Peer Steinbrueck, the German finance minister, has indicated concern over budget deficits and has characterized the British effort to kick-start its moribund economy as “crass Keynesianism.” In his view, European pressure for greater spending masked a desire to exploit the German taxpayer for the benefit of the country’s neighbors.
To the question of why Germany did not simply spend its way out of recessions, as Keynes, the great British economist, suggested, Steinbrueck shot back: “Just because the lemmings chose the same way does not make it the right one.”
Berlin appears to have other grudges against its European neighbors, often tinged with a measure of contempt for what it sees as their failings.
In its view, other countries scream for more German spending — some of which would go to Italian shoes, for example, or French wine — because they refused to make the hard choices in recent years that reinvigorated the German economy.
A series of labor reforms underpinned the German renaissance and have helped its unemployment rate fall despite the global economic crisis, German officials say.
But the measures were initially deeply unpopular and claimed political casualties.
One of those was Steinbrueck, who lost his job as the powerful governor of North Rhine-Westphalia, Germany’s most populous state.
He seems disinclined to let European colleagues off the hook now.
Fulminating against debt-fueled spending also resonates deeply with the German public. It may be true that only the oldest Germans have any personal recollection of the great inflation of the 1920s.
But most people are aware of the history and the social chaos that ensued. The recent labor market reforms have also heightened fears for financial security.
Whatever the reason, Germans are the antithesis of the stereotype of the profligate Americans — at least the profligate Americans of recent decades — preferring to save as a hedge against what they often view as an uncertain future.
Peter Bofinger, a professor of economics at the University of Wuerzburg and a rare admirer of Keynes among German economists, said this strain in the country’s political culture can be misunderstood as a self-lacerating streak.
Efforts to ease human suffering, after all, provided Keynes with his ethical impulse in the first place.

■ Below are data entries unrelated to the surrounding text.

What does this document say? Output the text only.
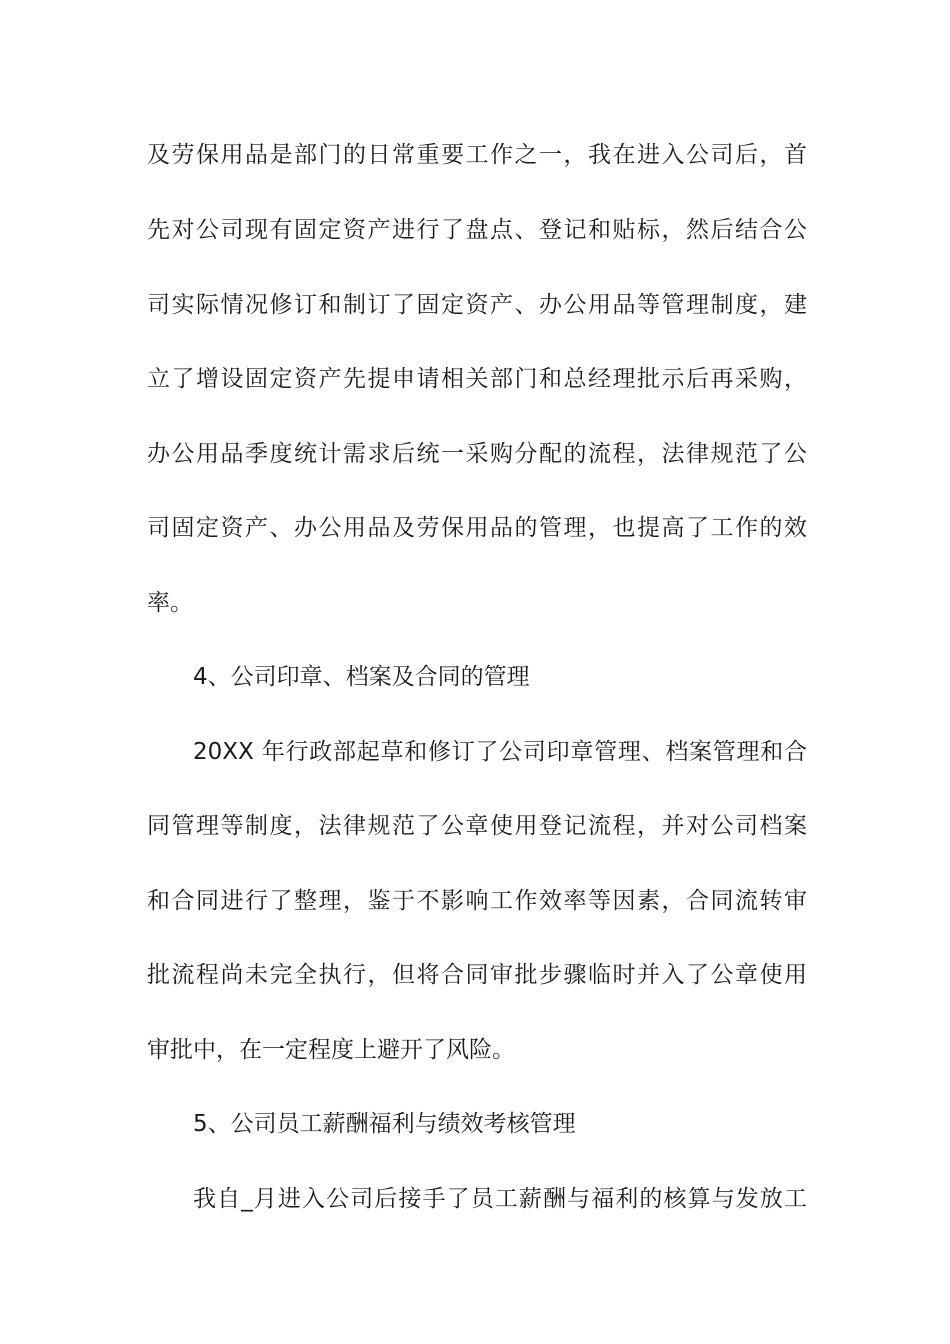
及劳保用品是部门的日常重要工作之一，我在进入公司后，首
先对公司现有固定资产进行了盘点、登记和贴标，然后结合公
司实际情况修订和制订了固定资产、办公用品等管理制度，建
立了增设固定资产先提申请相关部门和总经理批示后再采购，
办公用品季度统计需求后统一采购分配的流程，法律规范了公
司固定资产、办公用品及劳保用品的管理，也提高了工作的效
率。
4、公司印章、档案及合同的管理
20XX 年行政部起草和修订了公司印章管理、档案管理和合
同管理等制度，法律规范了公章使用登记流程，并对公司档案
和合同进行了整理，鉴于不影响工作效率等因素，合同流转审
批流程尚未完全执行，但将合同审批步骤临时并入了公章使用
审批中，在一定程度上避开了风险。
5、公司员工薪酬福利与绩效考核管理
我自_月进入公司后接手了员工薪酬与福利的核算与发放工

“During every lecture I give, someone always comes up with the question, ‘How are we going to handle our debt,’” Bofinger said. “You see this in personal conduct, and it is manifesting itself politically now as well.”
Indeed, Merkel’s poll numbers point toward a victory for her Christian Democrats in elections that will come late next year.
A certain level of perfectionism also pervades German thinking about how money should be spent.
In a recession, many economists would call this virtue a vice, but that has not stopped German officials from working through the details.
Merkel is herself planning to huddle with state premiers in coming weeks to hammer out what additional public works projects could be financed.
“If we could simply start building bridges overnight as Obama wants to do, then great,” said Klaus Zimmermann, president of the German Institute for Economic Research in Berlin. “But some investments take years. I don’t understand why the world doesn’t comprehend this.”
But as they watch their economies nosedive, what many EU countries cannot comprehend is why the German government is so averse to temporarily running large deficits, and as the pressures rise they are growing less shy about airing their grievances.
Speaking of the relations among European countries, John Kornblum, US ambassador to Germany during the administration of former US president Bill Clinton, said: “You are having an air-clearing experience — confrontation, you might call it.”